Devran and his Jiu-Jitsu partners in Baku.

‘Yet it was actually my friends who sheltered me when I had nowhere to go. Some of my friends though still don’t understand why I am transitioning, they say I looked better before.’

‘My father actually says he doesn’t care about my gender, and it might be because of patriarchal thinking, but my mother’s side is absolutely against it. They are concerned about their name and honour, I come from a family of military servants you know.’

‘I get very irritated by the questions’

‘People often ask me uncomfortable questions like: “Do you have sex organs? Have you been operated on? Did you cut it? Did you attach it? Did you ever date a guy? Maybe you were never satisfied by a guy? Maybe you are a Lesbian? Maybe a guy cheated on you and that is why you are doing this? How’s your sex life with women?”.’

‘I get very irritated by the questions. Now I just direct people to my YouTube channel where I answer these “frequently asked questions”.’

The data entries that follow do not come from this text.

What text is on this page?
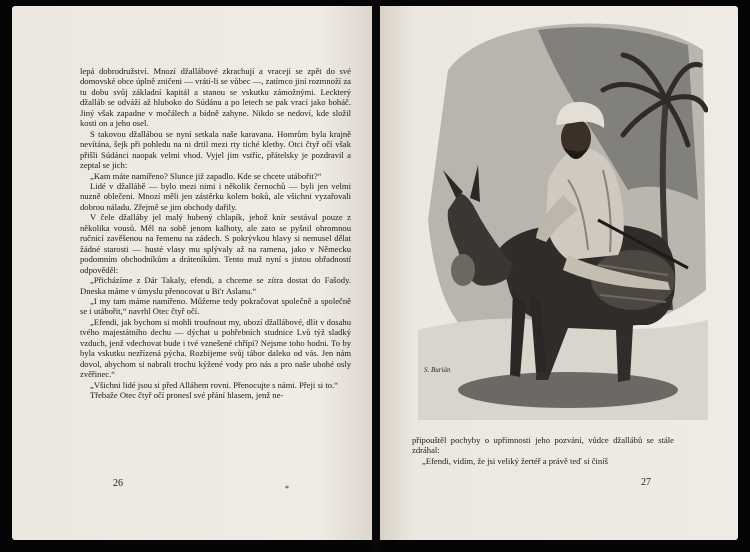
lepá dobrodružství. Mnozí džallábové zkrachují a vracejí se zpět do své domovské obce úplně zničeni — vrátí-li se vůbec —, zatímco jiní rozmnoží za tu dobu svůj základní kapitál a stanou se vskutku zámožnými. Leckterý džalláb se odváží až hluboko do Súdánu a po letech se pak vrací jako boháč. Jiný však zapadne v močálech a bídně zahyne. Nikdo se nedoví, kde složil kosti on a jeho osel.

S takovou džallábou se nyní setkala naše karavana. Homrům byla krajně nevítána, šejk při pohledu na ni drtil mezi rty tiché kletby. Otci čtyř očí však přišli Súdánci naopak velmi vhod. Vyjel jim vstříc, přátelsky je pozdravil a zeptal se jich:

„Kam máte namířeno? Slunce již zapadlo. Kde se chcete utábořit?“

Lidé v džallábě — bylo mezi nimi i několik černochů — byli jen velmi nuzně oblečeni. Mnozí měli jen zástěrku kolem boků, ale všichni vyzařovali dobrou náladu. Zřejmě se jim obchody dařily.

V čele džalláby jel malý hubený chlapík, jehož knír sestával pouze z několika vousů. Měl na sobě jenom kalhoty, ale zato se pyšnil ohromnou ručnicí zavěšenou na řemenu na zádech. S pokrývkou hlavy si nemusel dělat žádné starosti — husté vlasy mu splývaly až na ramena, jako v Německu podomním obchodníkům a dráteníkům. Tento muž nyní s jistou obřadností odpověděl:

„Přicházíme z Dár Takaly, efendi, a chceme se zítra dostat do Fašody. Dneska máme v úmyslu přenocovat u Bi'r Aslanu.“

„I my tam máme namířeno. Můžeme tedy pokračovat společně a společně se i utábořit,“ navrhl Otec čtyř očí.

„Efendi, jak bychom si mohli troufnout my, ubozí džallábové, dlít v dosahu tvého majestátního dechu — dýchat u pohřebních studnice Lvů týž sladký vzduch, jenž vdechovat bude i tvé vznešené chřípí? Nejsme toho hodni. To by byla vskutku nezřízená pýcha. Rozbijeme svůj tábor daleko od vás. Jen nám dovol, abychom si nabrali trochu kýžené vody pro nás a pro naše ubohé osly zvěřinec.“

„Všichni lidé jsou si před Alláhem rovni. Přenocujte s námi. Přeji si to.“

Třebaže Otec čtyř očí pronesl své přání hlasem, jenž ne-

26	*
S. Burián

připouštěl pochyby o upřímnosti jeho pozvání, vůdce džallábů se stále zdráhal:

„Efendi, vidím, že jsi veliký žertéř a právě teď si činíš

27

‘Even some doctors ask me uncomfortable questions. For instance, if I manage to satisfy my partners, if I can get an erection, if I am a hermaphrodite because I have low levels of testosterone. Every time I have to make something up in order to escape the examination.’

‘Having had enough unpleasant conversations with doctors, I don’t visit gynaecologists anymore, some of them even reject me for check-ups. I think many doctors don’t want to take responsibility because trans individuals are not protected by the law.

‘Destined to isolation’

‘If you’re trans in Azerbaijan, you cannot get a job, doctors don’t want to help you, and there are difficulties buying hormones. I wish the next generations of trans people not to be born in Azerbaijan, it is too difficult here. If you are an LGBTQ individual it’s tough, for trans people, it’s even harder.’

‘Staying in Azerbaijan with the consequences of war and pandemic is unbearable for me and I don’t want to make myself even more miserable. The authoritarian rule, lack of social welfare, and wild homophobia make me want to leave.’

‘In general, I think that trans people are destined to isolation because society doesn’t accept us. If there are trans people who want to transition, do not do it in Azerbaijan. Azerbaijan isn’t there for us, it’s dead, it’s dim, and no one is there to mourn for us. There isn’t much more to say.’